France lifts the world cup after 20 years, thanks to these muslim players

France lifted its second World Cup after winning the 2018 Fifa World Cup Final against Croatia, All thanks to goals by migrants and a Muslim, Of the four goals France scored against Croatia, two were scored by the sons of African immigrants – Paul Pogba, whose parents immigrated from Guinea, and Kylian Mbappe whose mother is Algerian and father is Cameroonian.

With France passing all these laws against Islamic practices, let’s not forget it’s these same Muslims players who helped win the 2018 World Cup. Pogba is a practicing Muslim, along with six of his teammates including starting midfielder N’Golo Kante.

Samuel Umtiti was born in Cameroon, Steve Mandanda in the Democratic Republic of Congo. Paul Pogba’s parents are from Guinea, N’Golo Kante’s from Mali. Blaise Matuidi’s parents are from Angola and came to France via DR Congo. Kylian Mbappe has an Algerian mother and a Cameroonian father. Presnel Kimpembe and Steven Nzonzi’s fathers are Congolese. Corentin Tolisso’s father is from Togo and the list goes on.

The country has more than 4.7 million Muslims, representing around 7.5 percent of its total population, and the minority’s integration remains a crucial national issue. France didn’t seem to mind when it came to good footballers, stocking 78.3 percent of its team with immigrants, a third of whom are Muslim.
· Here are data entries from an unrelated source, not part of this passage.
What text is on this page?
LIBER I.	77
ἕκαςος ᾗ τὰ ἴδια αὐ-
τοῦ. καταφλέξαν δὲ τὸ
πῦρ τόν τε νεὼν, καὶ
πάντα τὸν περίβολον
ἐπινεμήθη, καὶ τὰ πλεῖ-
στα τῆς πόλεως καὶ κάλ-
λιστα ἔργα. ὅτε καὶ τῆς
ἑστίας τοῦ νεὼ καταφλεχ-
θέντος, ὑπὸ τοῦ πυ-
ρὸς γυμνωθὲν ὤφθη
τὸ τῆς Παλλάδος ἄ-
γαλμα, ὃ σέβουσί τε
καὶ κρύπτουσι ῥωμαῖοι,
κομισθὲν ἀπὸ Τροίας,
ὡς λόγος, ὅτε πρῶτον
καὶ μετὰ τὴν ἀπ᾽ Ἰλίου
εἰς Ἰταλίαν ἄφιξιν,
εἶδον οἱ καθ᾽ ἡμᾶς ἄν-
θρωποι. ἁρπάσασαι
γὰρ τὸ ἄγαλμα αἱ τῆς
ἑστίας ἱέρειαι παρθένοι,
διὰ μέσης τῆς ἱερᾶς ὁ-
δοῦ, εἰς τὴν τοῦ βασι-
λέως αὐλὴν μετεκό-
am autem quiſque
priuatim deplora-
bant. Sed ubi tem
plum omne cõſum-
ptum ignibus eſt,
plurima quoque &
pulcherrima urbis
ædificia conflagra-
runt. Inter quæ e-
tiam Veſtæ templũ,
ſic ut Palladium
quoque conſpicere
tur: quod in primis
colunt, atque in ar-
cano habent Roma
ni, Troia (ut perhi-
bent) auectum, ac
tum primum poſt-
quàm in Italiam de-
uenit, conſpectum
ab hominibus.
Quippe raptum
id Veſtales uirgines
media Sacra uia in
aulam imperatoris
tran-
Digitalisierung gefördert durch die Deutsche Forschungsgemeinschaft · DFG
That was the highest percentage among any qualifying team in this year’s World Cup. Immigrants make up 6.8 of France’s overall population.

France is often in the headlines for its xenophobic and Islamophobic social policies, like banning on face-covering passed by the Senate of France in September 2010, and today it is illegal to wear a face-covering veil in France.

Another incident which reflects islamophobia was in 2011 when some ministers from the government protested against the offering of prayers on the corner of the street. “They will not have prayers on the street, we will prevent street praying,” Interior Minister Gerard Collomb,” said.

During the war of Algerian independence (1954-1962), numerous atrocities, including acts of torture, were committed by French soldiers. An estimated 300,000 Algerians died, in contrast to about 25,000 French soldiers.

Its high time for France to put an end to its “hypocrisy” and acknowledge the foundational, positive role immigrants and Muslims play in developing its society. And France should recognize this victory as a much-needed wake-up call for the country to adopt policies upholding the rights and dignity of migrants and Muslims.